Which is better for physical stress: running or rowing?
If you’re looking for an extensive workout that induces a significant amount of physical stress on the body, then rowing would be a better option. Although running is quite intense and a high-impact activity, it does not work all the body muscles as extensively as rowing.
Rowing works your upper body and core and engages your lower body muscles, such as hamstrings and quads. Additionally, the repetitive pushing and pulling motion produces a significant amount of strain on your body, making rowing an extensive workout. For this reason, rowing is better for physical stress compared to running.

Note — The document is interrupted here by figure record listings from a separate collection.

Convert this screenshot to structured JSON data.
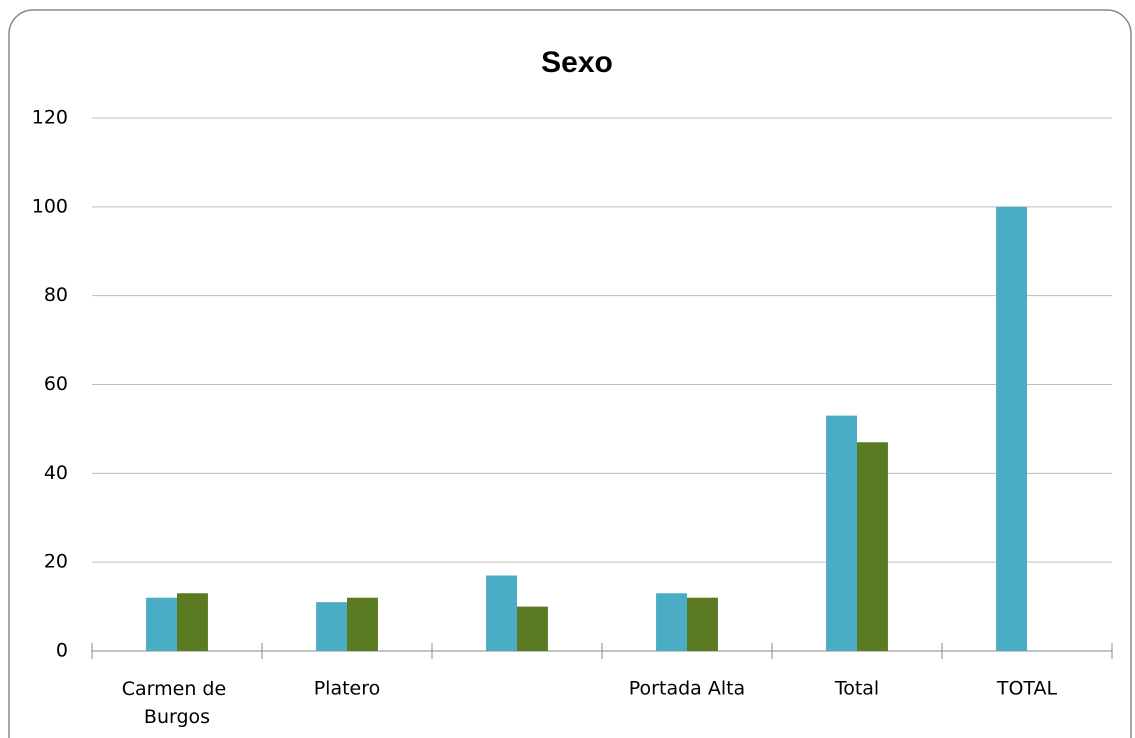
{
  "chart_data": {
    "type": "bar",
    "title": "Sexo",
    "categories": [
      "Carmen de Burgos",
      "Platero",
      null,
      "Portada Alta",
      "Total",
      "TOTAL"
    ],
    "series": [
      {
        "color": "#4bacc6",
        "values": [
          12,
          11,
          17,
          13,
          53,
          100
        ]
      },
      {
        "color": "#5b7b22",
        "values": [
          13,
          12,
          10,
          12,
          47,
          null
        ]
      }
    ],
    "ylim": [
      0,
      120
    ],
    "yticks": [
      0,
      20,
      40,
      60,
      80,
      100,
      120
    ],
    "grid": true
  }
}
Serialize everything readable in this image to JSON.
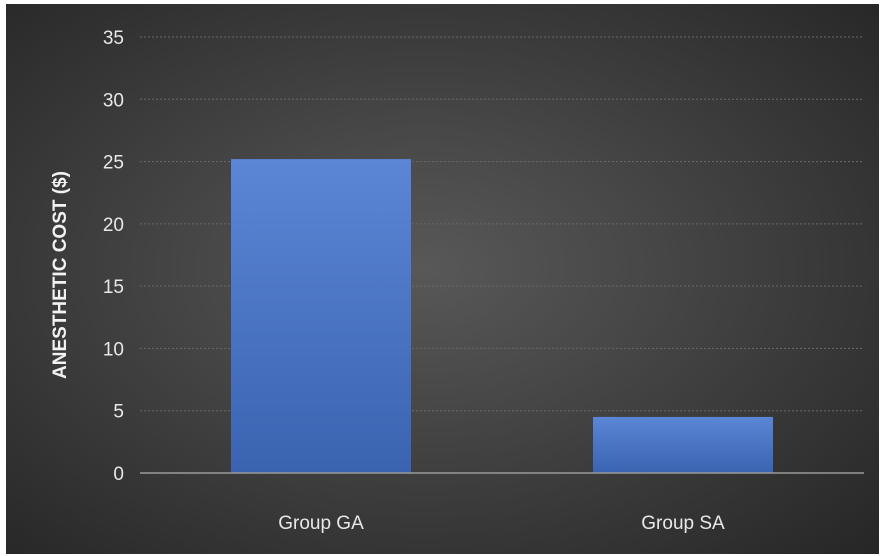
{
  "chart_data": {
    "type": "bar",
    "title": "",
    "xlabel": "",
    "ylabel": "ANESTHETIC COST ($)",
    "categories": [
      "Group GA",
      "Group SA"
    ],
    "values": [
      25.2,
      4.5
    ],
    "ylim": [
      0,
      35
    ],
    "yticks": [
      0,
      5,
      10,
      15,
      20,
      25,
      30,
      35
    ],
    "ytick_labels": [
      "0",
      "5",
      "10",
      "15",
      "20",
      "25",
      "30",
      "35"
    ],
    "grid": true,
    "legend": "none",
    "colors": {
      "bar": "#4472C4",
      "bar_top": "#5B86D6",
      "bar_bottom": "#3A64B0",
      "background_center": "#585858",
      "background_edge": "#262626",
      "text": "#e8e8e8"
    }
  }
}
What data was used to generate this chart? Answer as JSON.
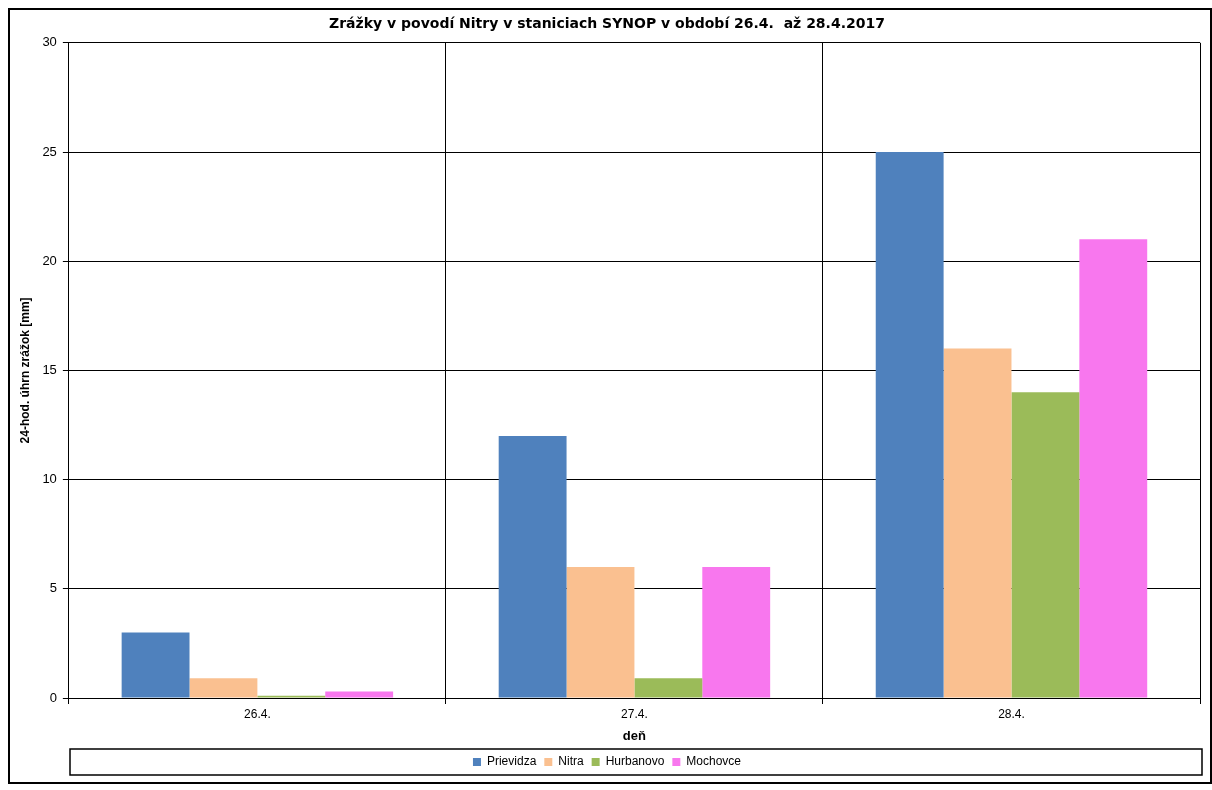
{
  "chart_data": {
    "type": "bar",
    "title": "Zrážky v povodí Nitry v staniciach SYNOP v období 26.4.  až 28.4.2017",
    "xlabel": "deň",
    "ylabel": "24-hod. úhrn zrážok [mm]",
    "categories": [
      "26.4.",
      "27.4.",
      "28.4."
    ],
    "series": [
      {
        "name": "Prievidza",
        "color": "#4f81bd",
        "values": [
          3,
          12,
          25
        ]
      },
      {
        "name": "Nitra",
        "color": "#fac090",
        "values": [
          0.9,
          6,
          16
        ]
      },
      {
        "name": "Hurbanovo",
        "color": "#9bbb59",
        "values": [
          0.1,
          0.9,
          14
        ]
      },
      {
        "name": "Mochovce",
        "color": "#f877ee",
        "values": [
          0.3,
          6,
          21
        ]
      }
    ],
    "ylim": [
      0,
      30
    ],
    "yticks": [
      0,
      5,
      10,
      15,
      20,
      25,
      30
    ],
    "grid": true,
    "legend": "bottom"
  }
}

Should I choose running or rowing?
Now that you have a general idea of rowing and running and how they affect your body and muscle groups, you can make a more informed choice of which exercise suits you best. Running and rowing work large groups of muscles in the body and have plenty of benefits. For example, rowing would be a better option if you want to build your upper body and improve posture while ensuring minimising pressure on your joints.
On the contrary, if your main focus is weight loss, and you want to focus on your lower body, running would be more suitable. If you still can’t choose which type of exercise to do, you can always vary your workout to include both types of exercises. This way, you can reap both of their benefits.